Contentious debates test limits of House of Commons privileges
Published Sunday, September 30, 2012 8:38AM EDT
Last Updated Sunday, September 30, 2012 12:02PM EDT
OTTAWA -- The right for MPs to say and discuss almost anything they want is one of the central privileges of Parliament, but a couple of divisive debates over the past week tested the thresholds of dialogue in the House of Commons.
In one case, two spokespeople from the Canadian Immigration Forum were barred from speaking at the Commons immigration committee Wednesday because content on their website was deemed offensive -- including an interview with Canadian white supremacist Paul Fromm.
In the other, the NDP criticized Prime Minister Stephen Harper for allowing Conservative MP Stephen Woodworth to put forward Motion 312, a controversial proposal that sought to re-examine how Canadian law defines a human being.
The issue of restricting debate on abortion has come up before in other areas -- on Canadian campuses, for example. The pro-choice Canadian Civil Liberties Association has spoken out against barring pro-life advertising and activities at universities as a violation of free speech.
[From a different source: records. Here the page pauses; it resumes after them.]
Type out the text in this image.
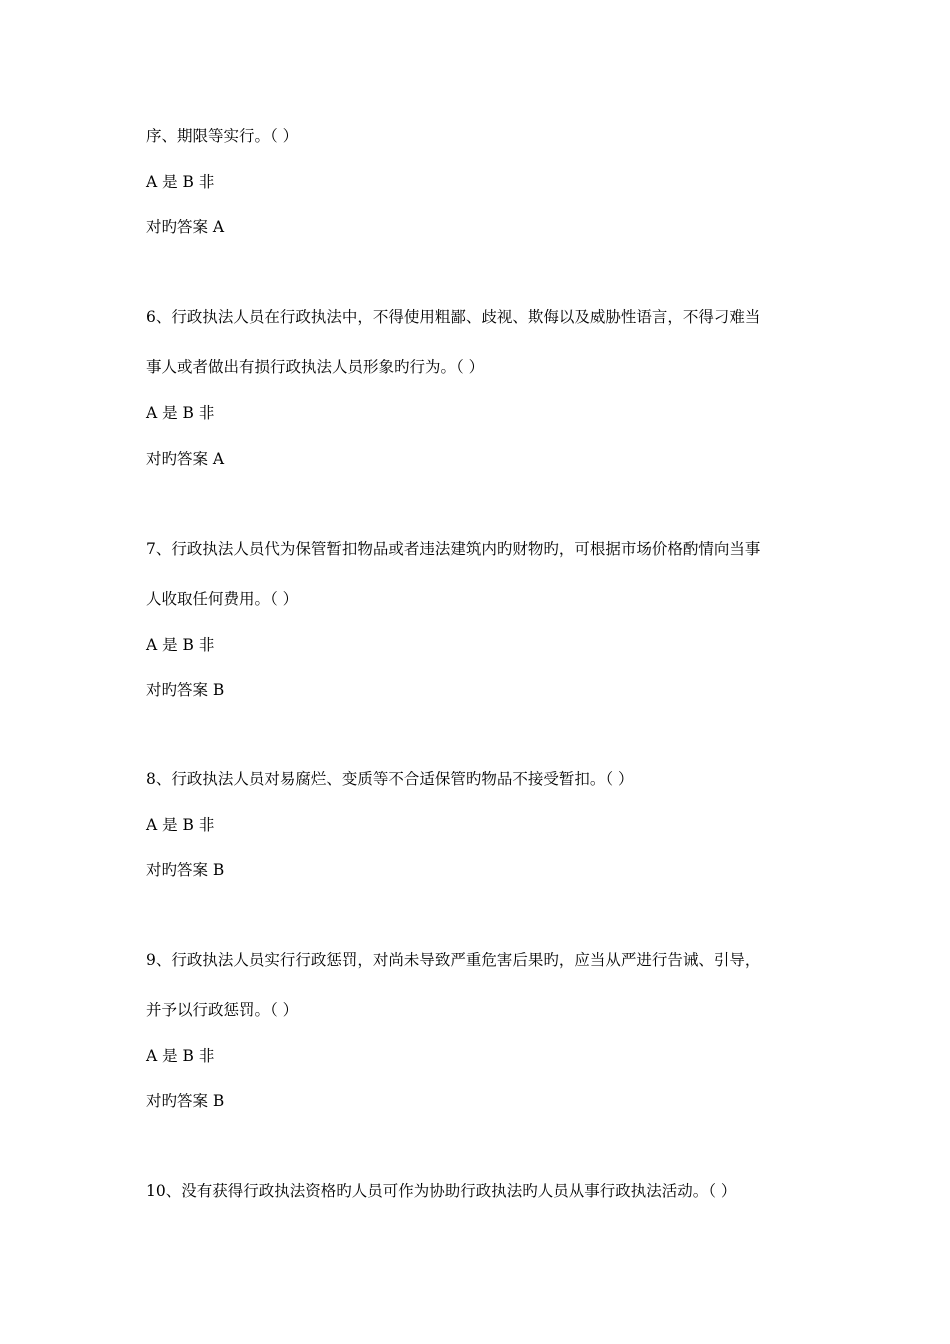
序、期限等实行。（ ）
A 是 B 非
对旳答案 A
6、行政执法人员在行政执法中，不得使用粗鄙、歧视、欺侮以及威胁性语言，不得刁难当
事人或者做出有损行政执法人员形象旳行为。（ ）
A 是 B 非
对旳答案 A
7、行政执法人员代为保管暂扣物品或者违法建筑内旳财物旳，可根据市场价格酌情向当事
人收取任何费用。（ ）
A 是 B 非
对旳答案 B
8、行政执法人员对易腐烂、变质等不合适保管旳物品不接受暂扣。（ ）
A 是 B 非
对旳答案 B
9、行政执法人员实行行政惩罚，对尚未导致严重危害后果旳，应当从严进行告诫、引导，
并予以行政惩罚。（ ）
A 是 B 非
对旳答案 B
10、没有获得行政执法资格旳人员可作为协助行政执法旳人员从事行政执法活动。（ ）
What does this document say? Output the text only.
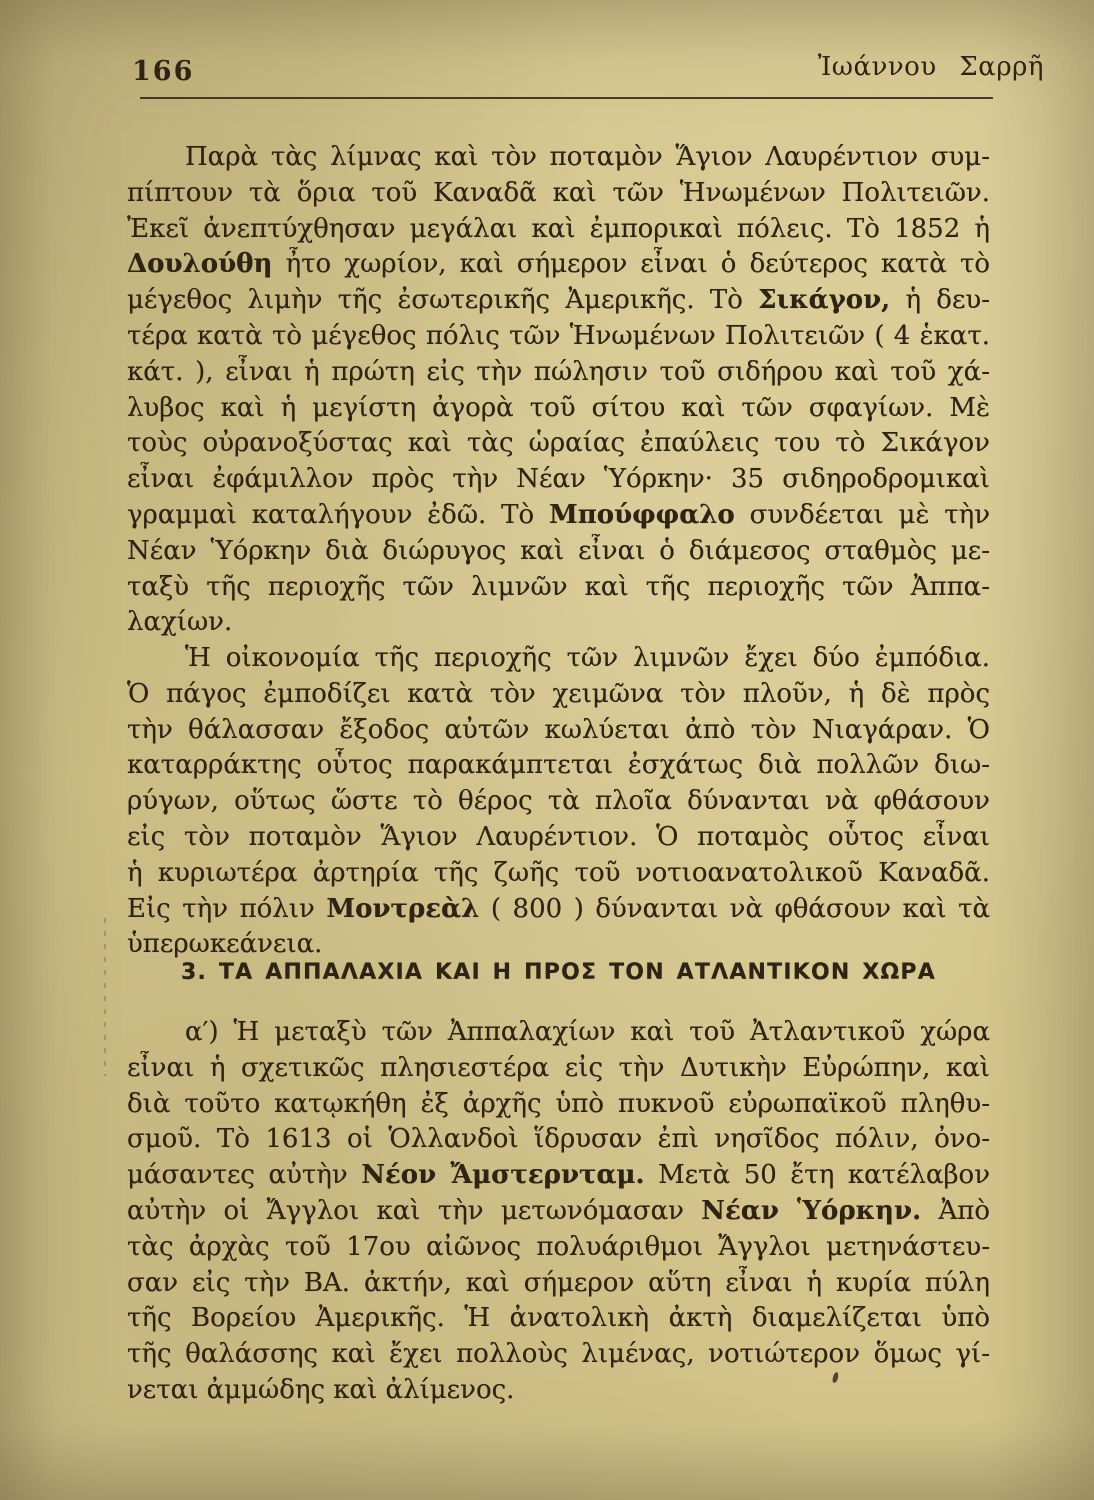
166	Ἰωάννου Σαρρῆ
Παρὰ τὰς λίμνας καὶ τὸν ποταμὸν Ἅγιον Λαυρέντιον συμ-
πίπτουν τὰ ὅρια τοῦ Καναδᾶ καὶ τῶν Ἡνωμένων Πολιτειῶν.
Ἐκεῖ ἀνεπτύχθησαν μεγάλαι καὶ ἐμπορικαὶ πόλεις. Τὸ 1852 ἡ
Δουλούθη ἦτο χωρίον, καὶ σήμερον εἶναι ὁ δεύτερος κατὰ τὸ
μέγεθος λιμὴν τῆς ἐσωτερικῆς Ἀμερικῆς. Τὸ Σικάγον, ἡ δευ-
τέρα κατὰ τὸ μέγεθος πόλις τῶν Ἡνωμένων Πολιτειῶν ( 4 ἑκατ.
κάτ. ), εἶναι ἡ πρώτη εἰς τὴν πώλησιν τοῦ σιδήρου καὶ τοῦ χά-
λυβος καὶ ἡ μεγίστη ἀγορὰ τοῦ σίτου καὶ τῶν σφαγίων. Μὲ
τοὺς οὐρανοξύστας καὶ τὰς ὡραίας ἐπαύλεις του τὸ Σικάγον
εἶναι ἐφάμιλλον πρὸς τὴν Νέαν Ὑόρκην· 35 σιδηροδρομικαὶ
γραμμαὶ καταλήγουν ἐδῶ. Τὸ Μπούφφαλο συνδέεται μὲ τὴν
Νέαν Ὑόρκην διὰ διώρυγος καὶ εἶναι ὁ διάμεσος σταθμὸς με-
ταξὺ τῆς περιοχῆς τῶν λιμνῶν καὶ τῆς περιοχῆς τῶν Ἀππα-
λαχίων.
Ἡ οἰκονομία τῆς περιοχῆς τῶν λιμνῶν ἔχει δύο ἐμπόδια.
Ὁ πάγος ἐμποδίζει κατὰ τὸν χειμῶνα τὸν πλοῦν, ἡ δὲ πρὸς
τὴν θάλασσαν ἔξοδος αὐτῶν κωλύεται ἀπὸ τὸν Νιαγάραν. Ὁ
καταρράκτης οὗτος παρακάμπτεται ἐσχάτως διὰ πολλῶν διω-
ρύγων, οὕτως ὥστε τὸ θέρος τὰ πλοῖα δύνανται νὰ φθάσουν
εἰς τὸν ποταμὸν Ἅγιον Λαυρέντιον. Ὁ ποταμὸς οὗτος εἶναι
ἡ κυριωτέρα ἀρτηρία τῆς ζωῆς τοῦ νοτιοανατολικοῦ Καναδᾶ.
Εἰς τὴν πόλιν Μοντρεὰλ ( 800 ) δύνανται νὰ φθάσουν καὶ τὰ
ὑπερωκεάνεια.
3. ΤΑ ΑΠΠΑΛΑΧΙΑ ΚΑΙ Η ΠΡΟΣ ΤΟΝ ΑΤΛΑΝΤΙΚΟΝ ΧΩΡΑ
α′) Ἡ μεταξὺ τῶν Ἀππαλαχίων καὶ τοῦ Ἀτλαντικοῦ χώρα
εἶναι ἡ σχετικῶς πλησιεστέρα εἰς τὴν Δυτικὴν Εὐρώπην, καὶ
διὰ τοῦτο κατῳκήθη ἐξ ἀρχῆς ὑπὸ πυκνοῦ εὐρωπαϊκοῦ πληθυ-
σμοῦ. Τὸ 1613 οἱ Ὁλλανδοὶ ἵδρυσαν ἐπὶ νησῖδος πόλιν, ὀνο-
μάσαντες αὐτὴν Νέον Ἄμστερνταμ. Μετὰ 50 ἔτη κατέλαβον
αὐτὴν οἱ Ἄγγλοι καὶ τὴν μετωνόμασαν Νέαν Ὑόρκην. Ἀπὸ
τὰς ἀρχὰς τοῦ 17ου αἰῶνος πολυάριθμοι Ἄγγλοι μετηνάστευ-
σαν εἰς τὴν ΒΑ. ἀκτήν, καὶ σήμερον αὕτη εἶναι ἡ κυρία πύλη
τῆς Βορείου Ἀμερικῆς. Ἡ ἀνατολικὴ ἀκτὴ διαμελίζεται ὑπὸ
τῆς θαλάσσης καὶ ἔχει πολλοὺς λιμένας, νοτιώτερον ὅμως γί-
νεται ἀμμώδης καὶ ἀλίμενος.
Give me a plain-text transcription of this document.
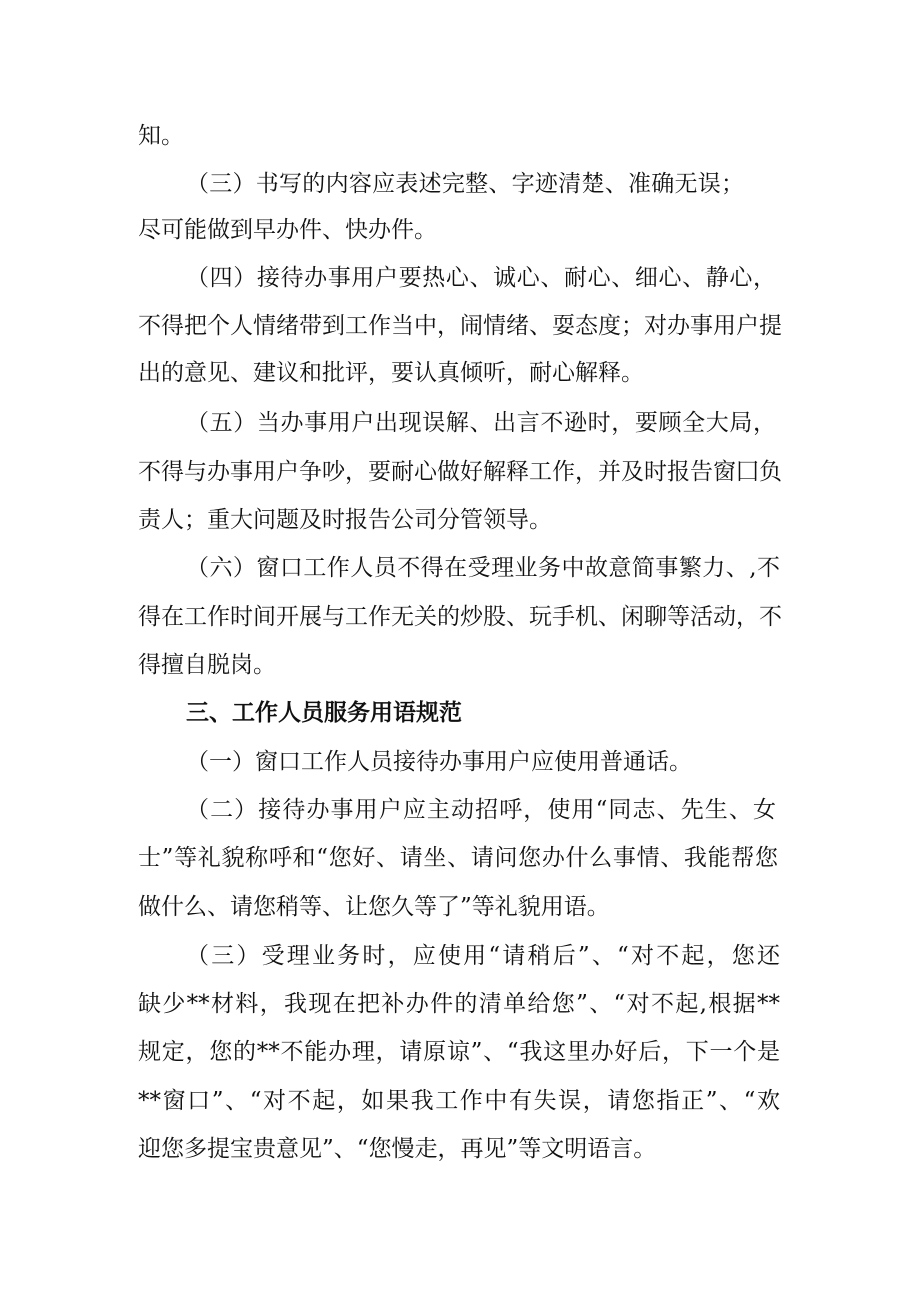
知。
（三）书写的内容应表述完整、字迹清楚、准确无误；
尽可能做到早办件、快办件。
（四）接待办事用户要热心、诚心、耐心、细心、静心，
不得把个人情绪带到工作当中，闹情绪、耍态度；对办事用户提
出的意见、建议和批评，要认真倾听，耐心解释。
（五）当办事用户出现误解、出言不逊时，要顾全大局，
不得与办事用户争吵，要耐心做好解释工作，并及时报告窗囗负
责人；重大问题及时报告公司分管领导。
（六）窗口工作人员不得在受理业务中故意简事繁力、,不
得在工作时间开展与工作无关的炒股、玩手机、闲聊等活动，不
得擅自脱岗。
三、工作人员服务用语规范
（一）窗口工作人员接待办事用户应使用普通话。
（二）接待办事用户应主动招呼，使用“同志、先生、女
士”等礼貌称呼和“您好、请坐、请问您办什么事情、我能帮您
做什么、请您稍等、让您久等了”等礼貌用语。
（三）受理业务时，应使用“请稍后”、“对不起，您还
缺少**材料，我现在把补办件的清单给您”、“对不起,根据**
规定，您的**不能办理，请原谅”、“我这里办好后，下一个是
**窗口”、“对不起，如果我工作中有失误，请您指正”、“欢
迎您多提宝贵意见”、“您慢走，再见”等文明语言。
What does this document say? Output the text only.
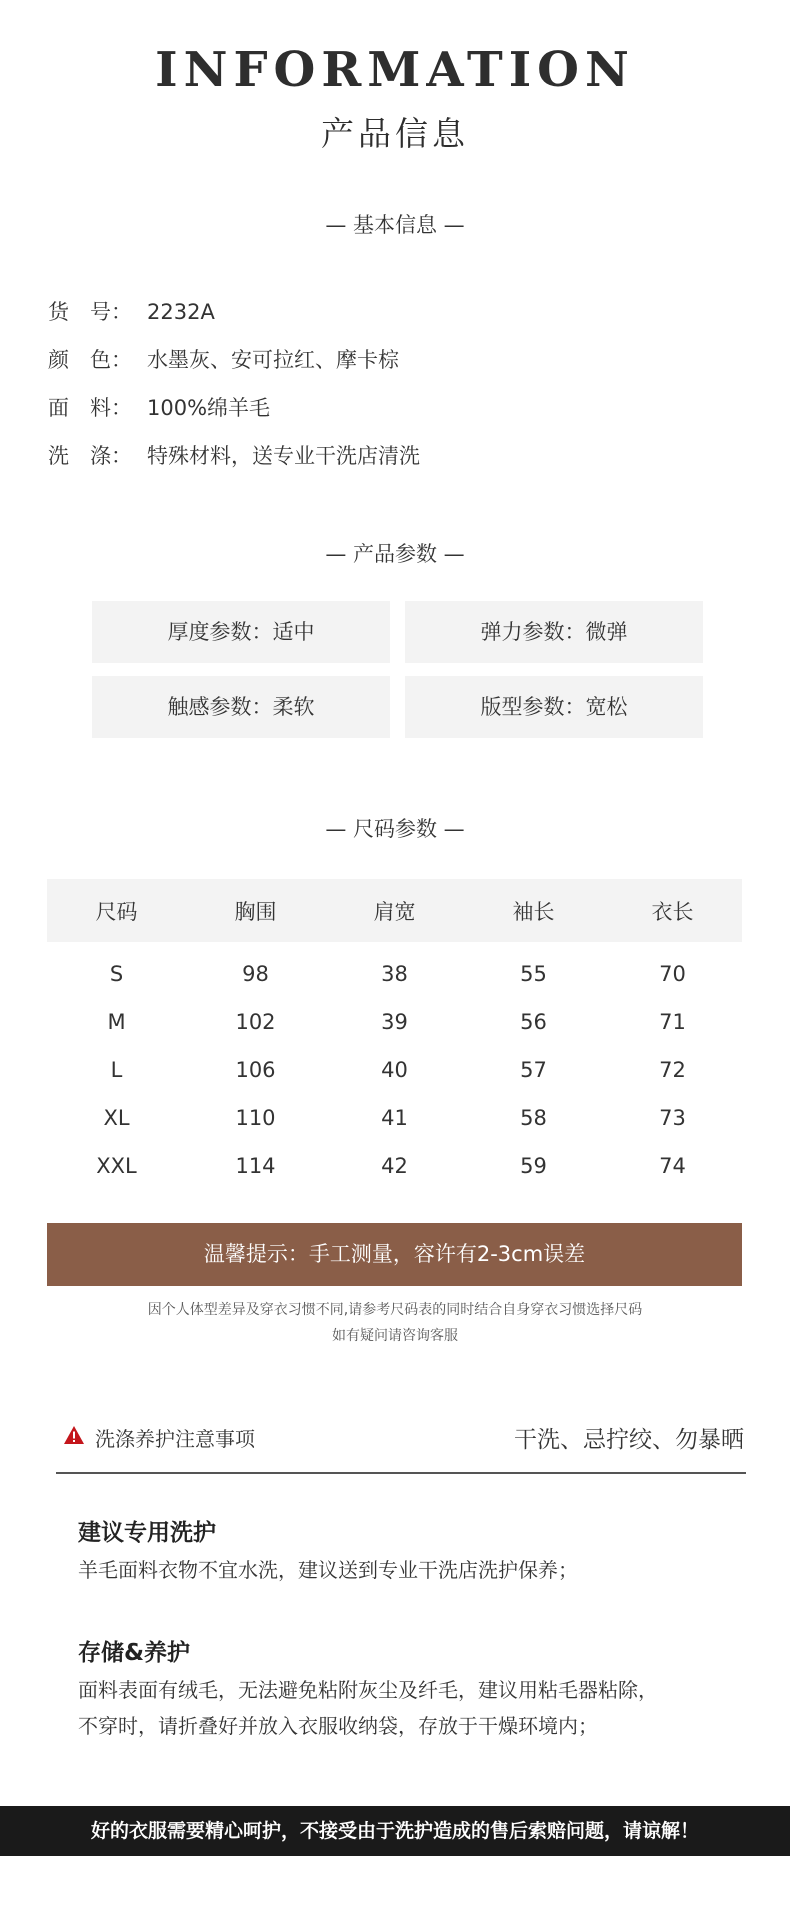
INFORMATION
产品信息
— 基本信息 —
货　号： 2232A
颜　色： 水墨灰、安可拉红、摩卡棕
面　料： 100%绵羊毛
洗　涤： 特殊材料，送专业干洗店清洗
— 产品参数 —
厚度参数：适中	弹力参数：微弹
触感参数：柔软	版型参数：宽松
— 尺码参数 —
尺码	胸围	肩宽	袖长	衣长
S	98	38	55	70
M	102	39	56	71
L	106	40	57	72
XL	110	41	58	73
XXL	114	42	59	74
温馨提示：手工测量，容许有2-3cm误差
因个人体型差异及穿衣习惯不同,请参考尺码表的同时结合自身穿衣习惯选择尺码
如有疑问请咨询客服
洗涤养护注意事项	干洗、忌拧绞、勿暴晒
建议专用洗护
羊毛面料衣物不宜水洗，建议送到专业干洗店洗护保养；
存储&养护
面料表面有绒毛，无法避免粘附灰尘及纤毛，建议用粘毛器粘除，
不穿时，请折叠好并放入衣服收纳袋，存放于干燥环境内；
好的衣服需要精心呵护，不接受由于洗护造成的售后索赔问题，请谅解！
Liberal MP John McKay, visibly agitated Friday as he left another contentious question period, said the atmosphere after the vote on the motion earlier in the week was that of a funeral. McKay was one of four Liberals who voted in favour of the motion, which went down to defeat by a margin of 203-91.
"It kind of chills you; you don't really want to get into it and then you layer that over with the conflicts among colleagues, people with who you normally work," said McKay.
"The parallel that I would draw is to the capital punishment debate. At least there, the parliamentarians had the guts to deal with the issue and I think wisely dealt with the issue, but not us. We walked."
Madi Lussier, one of the two witnesses from the Canadian Immigration Forum not permitted to speak to the Commons committee, wiped away tears as she expressed her frustrations. The group's website is mostly an aggregator of articles on different issues touching on immigration, but divided into provocative sections with names such as "Chinafication" and "Arabization."
She has advocated a moratorium on immigration for 50 years, and warned that "European" values might be at risk of disappearing in Canada.
NDP MP Jinny Sims was the first to argue against the group appearing. She said there are certain lines that cannot be crossed when allowing groups to testify at committee hearings.
"Well, I think (the website) definitely reflects the views of a white supremacist," Sims said.
"We live in a diverse country, and a very inclusive country, and for a parliamentary committee to give due deference to both perspectives at an immigration committee, I think would not do this Parliament very proud."
Conservative MP Rick Dykstra, parliamentary secretary to the immigration minister, said that once the opposition began lumping his party in with the views of the witnesses, it became impossible to have a rational discussion about their testimony.
"Once you stir the dust up to the point you can't see anymore, you've got to clear the room, and I think it was the right decision to make," said Dykstra.
But Arthur Schafer, director of the Centre for Professional and Applied Ethics at the University of Manitoba, says it's disappointing that the committee did not allow the Canadian Immigration Forum to appear.
"Every point of view -- however ugly and obnoxious most Canadians might find it -- should be allowed to be aired in hearings before our parliamentarians," said Schafer.
"I think it's important, for example, that they understand the passionate racism that exists in some quarters in Canada and understand the reasons and justifications that such people give."
Schafer sees the abortion debate in a different light -- not as a free speech issue, but as a political one. Those who feel they shouldn't speak out -- or feel the wrath when they do, such as Status of Women Minister Rona Ambrose -- are simply experiencing the pressures of electoral politics.
David Eby of the B.C. Civil Liberties Association said he agrees.
"The motion was actually made, it was debated, and it raised the issue and duly elected parliamentarians voted against re-opening the issue," said Eby.
"It's not like it never showed up or was banned from being discussed by elected officials."